Tomasz Surdel, który w Peru szukał zaginionych polskich podróżników, tak opisuje to, co się stało: "W piątek, 27 maja, 29-letni Freddy Ruiz Garcia odkrył wieczorem, że w zaroślach niedaleko jego chałupy Celina i Jarek rozbili namiot. Był pijany, poszedł ich przegonić. Gdy oni zwijali obozowisko, wrócił do chałupy po strzelbę i chwilę potem zaczął z niej strzelać do kajakarzy. Zbiegli się krewni. Zabójca wraz z kuzynem wrzucili zwłoki Polaków do rzeki. Kajak też zatopiono, część rzeczy wyrzucono do wody, inne mieszkańcy wioski rozdzielili między siebie. To, co policja znalazła, znajdowało się w kilku chałupach".
Informację o śmierci pary podróżników przekazał podróżnik Michał Kochańczyk. - Ci bardzo doświadczeni i ostrożni kajakarze nie stracili życia na rwącej rzece, zginęli zabici przez mieszkańców wioski poniżej Atalaya. Policja peruwiańska już aresztowała morderców - poinformował Kochańczyk.
Małżeństwo swoją wyprawę do Peru opisywało na blogu zatytułowanym "Składakiem przez świat". Ostatnie wpisy datowane są na 26 maja. Akcję poszukiwawczą prowadzili też znajomi i przyjaciele Jarosława Frąckiewicza i Celiny Mróz, kontaktując się z mieszkańcami okolic trasy planowanego przez nich spływu.

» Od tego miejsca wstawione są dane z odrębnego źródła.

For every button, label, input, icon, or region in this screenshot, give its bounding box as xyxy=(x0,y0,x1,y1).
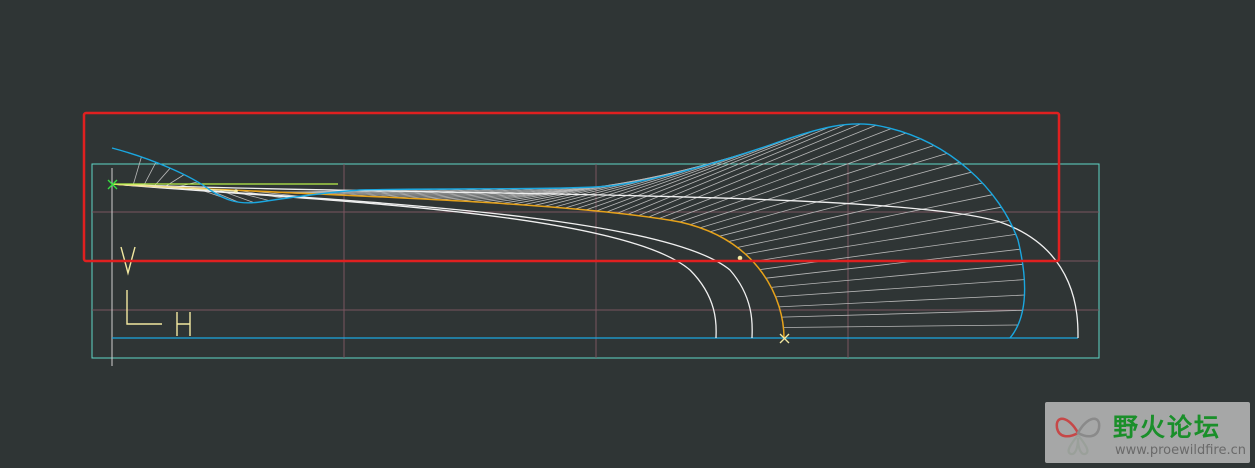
curvature-profile xyxy=(111,123,1026,339)
butterfly-logo-icon xyxy=(1055,417,1101,456)
watermark-url: www.proewildfire.cn xyxy=(1115,443,1246,458)
curve-point-1[interactable] xyxy=(234,189,238,193)
comb-line xyxy=(779,294,1025,308)
horizontal-axis-label: H xyxy=(177,335,178,337)
comb-line xyxy=(627,124,846,215)
cad-viewport[interactable]: V H 野火论坛 www.proewildfire.cn xyxy=(0,0,1255,468)
comb-line xyxy=(771,263,1023,288)
curvature-profile-left xyxy=(111,123,1026,339)
comb-line xyxy=(719,171,972,237)
comb-line xyxy=(132,156,142,186)
comb-line xyxy=(143,162,157,186)
comb-line xyxy=(781,309,1023,318)
comb-line xyxy=(164,174,185,188)
comb-line xyxy=(783,324,1019,328)
comb-line xyxy=(737,194,993,248)
curvature-comb xyxy=(132,123,1025,328)
h-glyph xyxy=(176,312,191,336)
vertical-axis-label: V xyxy=(121,271,122,273)
watermark: 野火论坛 www.proewildfire.cn xyxy=(1045,402,1250,463)
axis-corner-glyph xyxy=(126,290,162,325)
comb-line xyxy=(775,279,1025,298)
curve-point-2[interactable] xyxy=(737,255,743,261)
cad-drawing[interactable]: V H xyxy=(0,0,1255,468)
comb-line xyxy=(679,138,921,223)
watermark-title: 野火论坛 xyxy=(1113,413,1222,442)
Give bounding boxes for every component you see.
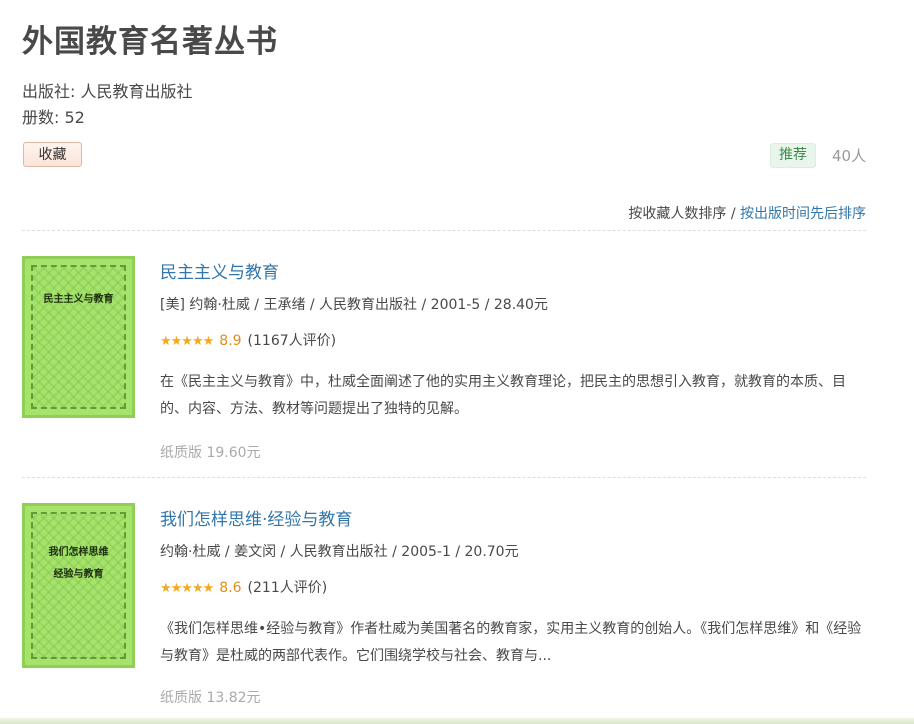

Według tierralatina.pl, Jarosław Frąckiewicz był filozofem, emerytowanym wykładowcą Politechniki Gdańskiej. Jego żona, Celina Mróz była emerytowanym inżynierem budownictwa wodnego; kajakami pływali razem od ponad 20 lat; pokonali wspólnie rzeki m.in. w Egipcie, Indiach, Turcji, Kanadzie, Hiszpanii i Portugalii.